The bill signed Wednesday takes the first few steps in dealing with the legacy of the Arthur G. Dozier School for Boys, which is located 60 miles west of Tallahassee and closed in 2011.

The University of South Florida recently wrapped up a multi-year investigation where it exhumed bodies and human remains from the property.

The new law requires the state to pay up to $7,500 to families for funeral and reburial expenses. It also would require officials to preserve records, artifacts and remains found on the school site. Lastly, the legislation would create a task force charged with devising plans for a memorial and figuring out what to do with any unidentified or unclaimed remains.

“This law finally ends a tragic chapter in Florida’s history,” said Sen. Arthenia Joyner, a Tampa Democrat and one of the bill sponsors. “It buries the dead with dignity, and establishes a permanent reminder so that the atrocities the children endured at Dozier are neither forgotten nor repeated.”

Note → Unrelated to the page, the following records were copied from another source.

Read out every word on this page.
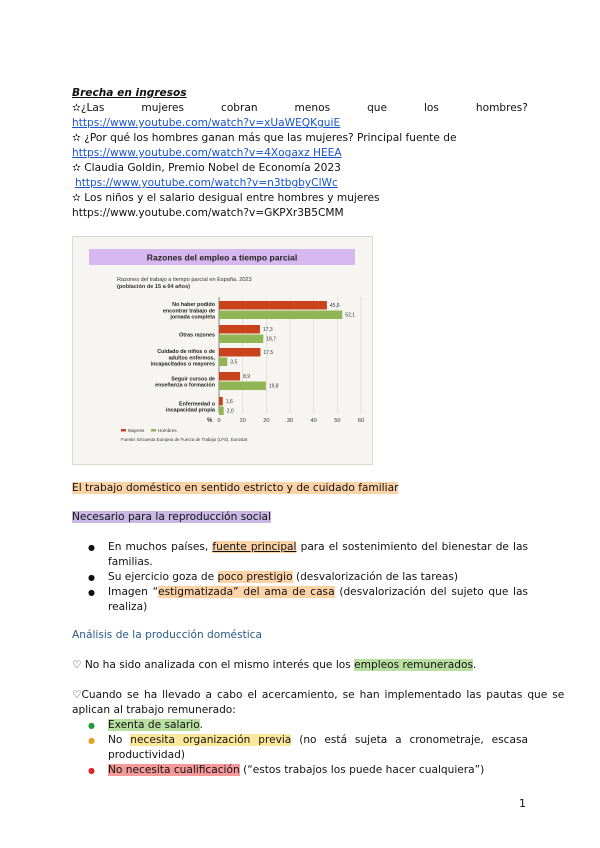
Brecha en ingresos
✫¿Las	mujeres	cobran	menos	que	los	hombres?
https://www.youtube.com/watch?v=xUaWEQKguiE
✫ ¿Por qué los hombres ganan más que las mujeres? Principal fuente de
https://www.youtube.com/watch?v=4Xogaxz HEEA
✫ Claudia Goldin, Premio Nobel de Economía 2023
https://www.youtube.com/watch?v=n3tbgbyClWc
✫ Los niños y el salario desigual entre hombres y mujeres
https://www.youtube.com/watch?v=GKPXr3B5CMM
Razones del empleo a tiempo parcial
Razones del trabajo a tiempo parcial en España. 2023
(población de 15 a 64 años)
45,6
52,1
17,3
18,7
17,5
3,5
8,9
19,8
1,6
2,0
No haber podido
encontrar trabajo de
jornada completa
Otras razones
Cuidado de niños o de
adultos enfermos,
incapacitados o mayores
Seguir cursos de
enseñanza o formación
Enfermedad o
incapacidad propia
0	10	20	30	40	50	60
%
Mujeres	Hombres
Fuente: Encuesta Europea de Fuerza de Trabajo (LFS). Eurostat
El trabajo doméstico en sentido estricto y de cuidado familiar
Necesario para la reproducción social
● En muchos países, fuente principal para el sostenimiento del bienestar de las familias.
● Su ejercicio goza de poco prestigio (desvalorización de las tareas)
● Imagen “estigmatizada” del ama de casa (desvalorización del sujeto que las realiza)
Análisis de la producción doméstica
♡ No ha sido analizada con el mismo interés que los empleos remunerados.
♡Cuando se ha llevado a cabo el acercamiento, se han implementado las pautas que se
aplican al trabajo remunerado:
● Exenta de salario.
● No necesita organización previa (no está sujeta a cronometraje, escasa productividad)
● No necesita cualificación (“estos trabajos los puede hacer cualquiera”)
1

The school, which opened in 1900, initially was a home for children convicted of serious crimes. But researchers say it was expanded to include minor offenses including truancy. For at least a decade, some former students from the 1950s and 1960s accused employees and guards at the school of physical and sexual abuse.

The Florida Department of Law Enforcement concluded after an investigation that it couldn’t substantiate or dispute the claims because too much time had passed. The final university report concluded that nearly 100 people, including two adult staff members, died at Dozier between 1900 and 1973.

But the records are incomplete and in some instances there are no records of where people were buried. According to researchers, the school underreported deaths; didn’t provide death certificates, names or details in many cases, particularly involving black boys; and simply reported some boys who disappeared as no longer at the school. One 16-year-old in 1960 died from gunshot wounds by “person or persons unknown.”

The new law does not answer the question what should happen with the school site. Former students and business and political leaders in Marianna have been at odds over whether the roughly 1,400-acre site should remain closed or whether some of the land should be handed over to the city.